A multi-media Chinese art exhibit opens today at the Portage District Library. The show will include intricate string art, calligraphy, and paper cuttings.
Jamie Lesman is the founder of the Chinese Ladies Art Club and she teaches at the Modern Chinese School of Kalamazoo. Club members and students at the school created work for the Portage Library exhibit, including some small paper cuttings that look like a very detailed version of a paper snowflake. Lesman says she encourages her students to let themselves get really creative with skills such as paper cutting.
[Jamie Lesman] “There are four different skills that make the paper cutting look very Chinese: Zig-zag, straight line, curve and spiral. So, those are the four techniques I ask kids to try.”
[Jamie Lesman] “Art in general is good for kids to practice their concentration, to practice their creativity. So gain, no limitations. I told the kids do whatever you want. You don’t have to think before you cut. Just do it. Freeflow. So, when we’re cutting we do a very simple four fold and the kids kept wanting to open and close their cuttings to see it as it went along. I said, no, that’s the best part, that’s the surprise.”
Lesman says the art is on display for a very specific purpose.
[Jamie Lesman] “It’s not about the beauty of it. It’s about the experience. So, we are not presenting masterpieces here. We are encouraging people and the culture is an easy approach. You know, everybody can do. If your child can do it, so then the example here is just the experience.”
A focus for this art show is the dragon, as the Chinese are celebrating 2012 as the “Year of the Dragon.”
[Jamie Lesman] “It is a good symbol because dragon simplified is like royalty. A emperor or the royal family. So, In China a long time ago, nobody but royalty could wear anything with dragons on it. But now in modern times, anybody could be an emperor or empress, anybody could be royalty.”

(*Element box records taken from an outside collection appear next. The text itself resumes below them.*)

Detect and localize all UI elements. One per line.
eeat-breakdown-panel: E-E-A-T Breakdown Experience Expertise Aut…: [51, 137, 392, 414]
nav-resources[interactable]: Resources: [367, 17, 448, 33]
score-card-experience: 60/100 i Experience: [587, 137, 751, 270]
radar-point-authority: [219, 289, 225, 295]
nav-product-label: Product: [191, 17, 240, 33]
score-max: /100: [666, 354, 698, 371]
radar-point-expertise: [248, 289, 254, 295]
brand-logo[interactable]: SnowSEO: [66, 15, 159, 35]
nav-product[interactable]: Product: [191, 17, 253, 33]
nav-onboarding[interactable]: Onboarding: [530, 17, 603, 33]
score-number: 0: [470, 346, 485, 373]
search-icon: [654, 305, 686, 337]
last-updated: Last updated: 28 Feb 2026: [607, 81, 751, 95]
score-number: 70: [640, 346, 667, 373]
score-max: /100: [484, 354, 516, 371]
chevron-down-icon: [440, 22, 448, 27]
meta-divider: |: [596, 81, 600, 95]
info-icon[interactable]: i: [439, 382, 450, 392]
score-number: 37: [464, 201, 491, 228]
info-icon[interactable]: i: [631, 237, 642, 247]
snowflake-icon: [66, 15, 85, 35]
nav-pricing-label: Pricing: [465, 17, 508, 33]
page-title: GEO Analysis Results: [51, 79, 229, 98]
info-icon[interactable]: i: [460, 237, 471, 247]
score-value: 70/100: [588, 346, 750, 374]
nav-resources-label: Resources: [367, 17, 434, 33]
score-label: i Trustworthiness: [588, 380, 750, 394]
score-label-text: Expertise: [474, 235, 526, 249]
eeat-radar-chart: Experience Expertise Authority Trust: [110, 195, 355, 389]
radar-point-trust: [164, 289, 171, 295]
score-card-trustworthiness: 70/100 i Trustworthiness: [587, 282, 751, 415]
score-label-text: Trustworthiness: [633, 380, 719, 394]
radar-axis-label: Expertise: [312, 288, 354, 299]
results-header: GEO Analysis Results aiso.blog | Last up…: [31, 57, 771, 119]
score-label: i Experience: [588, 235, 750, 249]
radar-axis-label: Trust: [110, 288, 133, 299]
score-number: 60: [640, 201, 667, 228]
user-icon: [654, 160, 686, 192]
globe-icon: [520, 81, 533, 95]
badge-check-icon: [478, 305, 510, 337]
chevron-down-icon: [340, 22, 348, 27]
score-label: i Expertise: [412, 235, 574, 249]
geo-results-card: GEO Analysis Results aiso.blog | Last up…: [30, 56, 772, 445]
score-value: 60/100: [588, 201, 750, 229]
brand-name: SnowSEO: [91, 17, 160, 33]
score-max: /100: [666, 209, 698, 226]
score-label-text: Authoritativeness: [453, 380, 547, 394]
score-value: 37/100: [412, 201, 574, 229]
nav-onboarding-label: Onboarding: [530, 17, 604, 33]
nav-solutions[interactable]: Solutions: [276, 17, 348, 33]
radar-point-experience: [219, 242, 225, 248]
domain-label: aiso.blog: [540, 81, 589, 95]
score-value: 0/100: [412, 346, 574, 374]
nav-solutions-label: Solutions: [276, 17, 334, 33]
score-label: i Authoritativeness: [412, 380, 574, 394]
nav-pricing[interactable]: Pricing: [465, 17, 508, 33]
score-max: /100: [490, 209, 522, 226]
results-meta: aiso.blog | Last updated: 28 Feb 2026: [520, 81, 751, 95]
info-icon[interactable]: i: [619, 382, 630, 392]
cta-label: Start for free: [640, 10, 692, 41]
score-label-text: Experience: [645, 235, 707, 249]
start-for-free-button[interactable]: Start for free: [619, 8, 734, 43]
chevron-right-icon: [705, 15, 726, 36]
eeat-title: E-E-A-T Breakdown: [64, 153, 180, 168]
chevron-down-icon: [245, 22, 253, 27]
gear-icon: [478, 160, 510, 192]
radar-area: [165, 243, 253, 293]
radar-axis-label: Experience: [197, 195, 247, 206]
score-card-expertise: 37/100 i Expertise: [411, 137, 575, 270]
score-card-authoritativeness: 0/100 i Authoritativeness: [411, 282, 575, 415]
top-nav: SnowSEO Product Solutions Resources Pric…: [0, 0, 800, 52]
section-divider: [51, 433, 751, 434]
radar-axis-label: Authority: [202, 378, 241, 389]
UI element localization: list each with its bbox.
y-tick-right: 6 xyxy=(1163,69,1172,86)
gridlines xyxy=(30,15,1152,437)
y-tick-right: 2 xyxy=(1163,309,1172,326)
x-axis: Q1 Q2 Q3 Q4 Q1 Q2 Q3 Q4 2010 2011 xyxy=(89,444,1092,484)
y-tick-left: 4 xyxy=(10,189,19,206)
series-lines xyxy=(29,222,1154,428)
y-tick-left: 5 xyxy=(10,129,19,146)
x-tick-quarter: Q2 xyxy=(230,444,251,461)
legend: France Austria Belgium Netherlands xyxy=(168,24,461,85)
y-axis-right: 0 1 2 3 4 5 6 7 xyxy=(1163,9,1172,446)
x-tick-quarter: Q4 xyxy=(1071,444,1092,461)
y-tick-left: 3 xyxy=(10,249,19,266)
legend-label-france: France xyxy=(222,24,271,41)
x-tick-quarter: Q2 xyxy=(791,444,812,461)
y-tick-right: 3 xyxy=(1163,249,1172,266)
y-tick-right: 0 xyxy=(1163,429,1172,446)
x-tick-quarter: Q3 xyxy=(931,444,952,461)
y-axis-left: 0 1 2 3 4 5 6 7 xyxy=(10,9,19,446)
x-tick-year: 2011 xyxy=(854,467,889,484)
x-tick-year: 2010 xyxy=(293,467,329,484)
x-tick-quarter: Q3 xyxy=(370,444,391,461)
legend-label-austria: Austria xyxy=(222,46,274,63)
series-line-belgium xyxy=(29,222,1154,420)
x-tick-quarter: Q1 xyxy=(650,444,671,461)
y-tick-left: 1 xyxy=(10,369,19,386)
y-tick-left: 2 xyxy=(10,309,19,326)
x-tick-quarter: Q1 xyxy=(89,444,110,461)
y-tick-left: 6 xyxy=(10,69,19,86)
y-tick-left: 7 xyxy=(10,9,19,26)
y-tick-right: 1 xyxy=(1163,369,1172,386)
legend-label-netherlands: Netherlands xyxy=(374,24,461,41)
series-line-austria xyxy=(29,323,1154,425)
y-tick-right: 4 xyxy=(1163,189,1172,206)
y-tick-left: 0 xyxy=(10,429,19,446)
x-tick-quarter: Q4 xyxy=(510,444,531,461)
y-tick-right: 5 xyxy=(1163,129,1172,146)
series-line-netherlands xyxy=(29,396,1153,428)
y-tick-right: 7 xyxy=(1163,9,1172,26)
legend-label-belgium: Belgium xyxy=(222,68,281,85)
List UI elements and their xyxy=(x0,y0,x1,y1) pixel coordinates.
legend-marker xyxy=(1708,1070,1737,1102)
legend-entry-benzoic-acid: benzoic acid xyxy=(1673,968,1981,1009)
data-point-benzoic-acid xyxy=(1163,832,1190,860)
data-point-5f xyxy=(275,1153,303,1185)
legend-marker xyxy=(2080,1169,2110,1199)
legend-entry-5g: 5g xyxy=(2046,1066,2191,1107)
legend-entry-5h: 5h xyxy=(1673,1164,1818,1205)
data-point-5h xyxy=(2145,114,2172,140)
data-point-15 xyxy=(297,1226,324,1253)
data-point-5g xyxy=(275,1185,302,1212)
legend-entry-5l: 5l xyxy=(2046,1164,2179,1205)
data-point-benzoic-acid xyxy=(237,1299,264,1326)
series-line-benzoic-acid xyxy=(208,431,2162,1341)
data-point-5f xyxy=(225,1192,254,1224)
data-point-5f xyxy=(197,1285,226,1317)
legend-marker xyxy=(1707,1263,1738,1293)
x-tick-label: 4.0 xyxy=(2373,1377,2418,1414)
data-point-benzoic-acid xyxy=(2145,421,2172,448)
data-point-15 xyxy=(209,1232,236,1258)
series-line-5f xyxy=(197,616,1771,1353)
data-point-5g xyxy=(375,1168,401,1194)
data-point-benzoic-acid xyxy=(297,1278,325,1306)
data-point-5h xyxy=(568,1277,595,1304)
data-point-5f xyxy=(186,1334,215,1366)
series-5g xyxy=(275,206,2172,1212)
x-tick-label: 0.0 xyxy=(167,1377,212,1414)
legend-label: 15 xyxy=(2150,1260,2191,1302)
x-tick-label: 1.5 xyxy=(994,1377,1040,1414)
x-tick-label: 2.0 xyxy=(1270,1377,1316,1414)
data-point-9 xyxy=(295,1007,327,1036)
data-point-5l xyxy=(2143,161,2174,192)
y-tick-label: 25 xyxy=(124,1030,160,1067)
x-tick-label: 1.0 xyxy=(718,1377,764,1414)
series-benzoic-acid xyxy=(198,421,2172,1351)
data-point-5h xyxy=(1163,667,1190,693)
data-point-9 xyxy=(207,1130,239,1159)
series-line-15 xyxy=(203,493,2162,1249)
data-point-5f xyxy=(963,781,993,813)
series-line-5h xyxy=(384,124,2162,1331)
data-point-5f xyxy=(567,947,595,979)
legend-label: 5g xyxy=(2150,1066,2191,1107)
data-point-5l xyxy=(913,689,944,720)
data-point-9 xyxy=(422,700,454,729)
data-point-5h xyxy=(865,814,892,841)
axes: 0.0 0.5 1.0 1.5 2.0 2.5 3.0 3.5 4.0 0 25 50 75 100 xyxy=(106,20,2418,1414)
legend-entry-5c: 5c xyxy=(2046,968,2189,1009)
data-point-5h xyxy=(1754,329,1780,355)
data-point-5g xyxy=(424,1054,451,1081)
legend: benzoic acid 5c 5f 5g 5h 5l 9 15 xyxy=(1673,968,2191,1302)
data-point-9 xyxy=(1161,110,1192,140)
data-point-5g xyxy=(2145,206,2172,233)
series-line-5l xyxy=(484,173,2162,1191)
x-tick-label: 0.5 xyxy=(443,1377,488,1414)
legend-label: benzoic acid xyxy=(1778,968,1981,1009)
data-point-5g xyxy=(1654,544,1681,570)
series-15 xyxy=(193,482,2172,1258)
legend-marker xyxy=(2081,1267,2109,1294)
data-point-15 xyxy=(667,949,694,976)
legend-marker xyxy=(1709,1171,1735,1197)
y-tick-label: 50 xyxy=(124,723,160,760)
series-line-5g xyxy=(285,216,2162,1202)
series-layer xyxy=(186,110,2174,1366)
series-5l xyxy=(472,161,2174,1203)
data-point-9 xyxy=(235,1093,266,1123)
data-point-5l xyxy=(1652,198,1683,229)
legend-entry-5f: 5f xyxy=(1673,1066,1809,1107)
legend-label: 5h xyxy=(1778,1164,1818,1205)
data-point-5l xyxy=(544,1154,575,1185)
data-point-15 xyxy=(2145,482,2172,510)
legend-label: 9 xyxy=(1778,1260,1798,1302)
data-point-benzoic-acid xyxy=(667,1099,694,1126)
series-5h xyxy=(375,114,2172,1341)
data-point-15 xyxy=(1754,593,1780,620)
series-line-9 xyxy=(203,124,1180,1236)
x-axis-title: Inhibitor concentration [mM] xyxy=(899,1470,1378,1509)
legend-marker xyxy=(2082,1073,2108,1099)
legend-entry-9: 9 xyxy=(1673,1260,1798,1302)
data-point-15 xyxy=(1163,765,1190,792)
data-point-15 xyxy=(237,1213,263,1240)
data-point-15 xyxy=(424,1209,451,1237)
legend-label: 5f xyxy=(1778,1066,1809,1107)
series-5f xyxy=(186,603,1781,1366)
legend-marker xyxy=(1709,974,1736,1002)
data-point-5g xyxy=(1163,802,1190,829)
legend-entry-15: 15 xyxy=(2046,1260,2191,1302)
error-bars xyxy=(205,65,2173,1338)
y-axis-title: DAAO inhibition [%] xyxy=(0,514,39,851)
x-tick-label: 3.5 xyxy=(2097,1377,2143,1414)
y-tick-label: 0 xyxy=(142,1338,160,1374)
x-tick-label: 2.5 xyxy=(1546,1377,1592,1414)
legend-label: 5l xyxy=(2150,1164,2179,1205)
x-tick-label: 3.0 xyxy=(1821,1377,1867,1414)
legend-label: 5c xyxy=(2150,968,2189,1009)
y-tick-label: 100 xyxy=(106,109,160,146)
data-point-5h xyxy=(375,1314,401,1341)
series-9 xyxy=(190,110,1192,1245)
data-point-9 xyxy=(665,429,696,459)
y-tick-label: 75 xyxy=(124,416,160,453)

Ying Zeng is the principal at the Chinese school. She says about 50 percent of the students at the Chinese School live in American households. Some were adopted from China and many have one Chinese parent and one American parent. Staying in touch with the Chinese culture is one of the school’s goals.
[Ying Zeng] “As everybody understands, now society is getting more and more diverse and Jamie and the rest of the teachers at the Chinese School, we all feel like we need more occasions and more places to promote our work…to show everyone what real Chinese culture and language is.”
The art exhibit with pieces done by students at the Modern Chinese School of Kalamazoo and members of the Chinese Ladies Art Club celebrating the “Year of the Dragon” opens today and will remain on display at the Portage District Library through the end of August. A public reception will take place on August 18 from 2-4 p.m.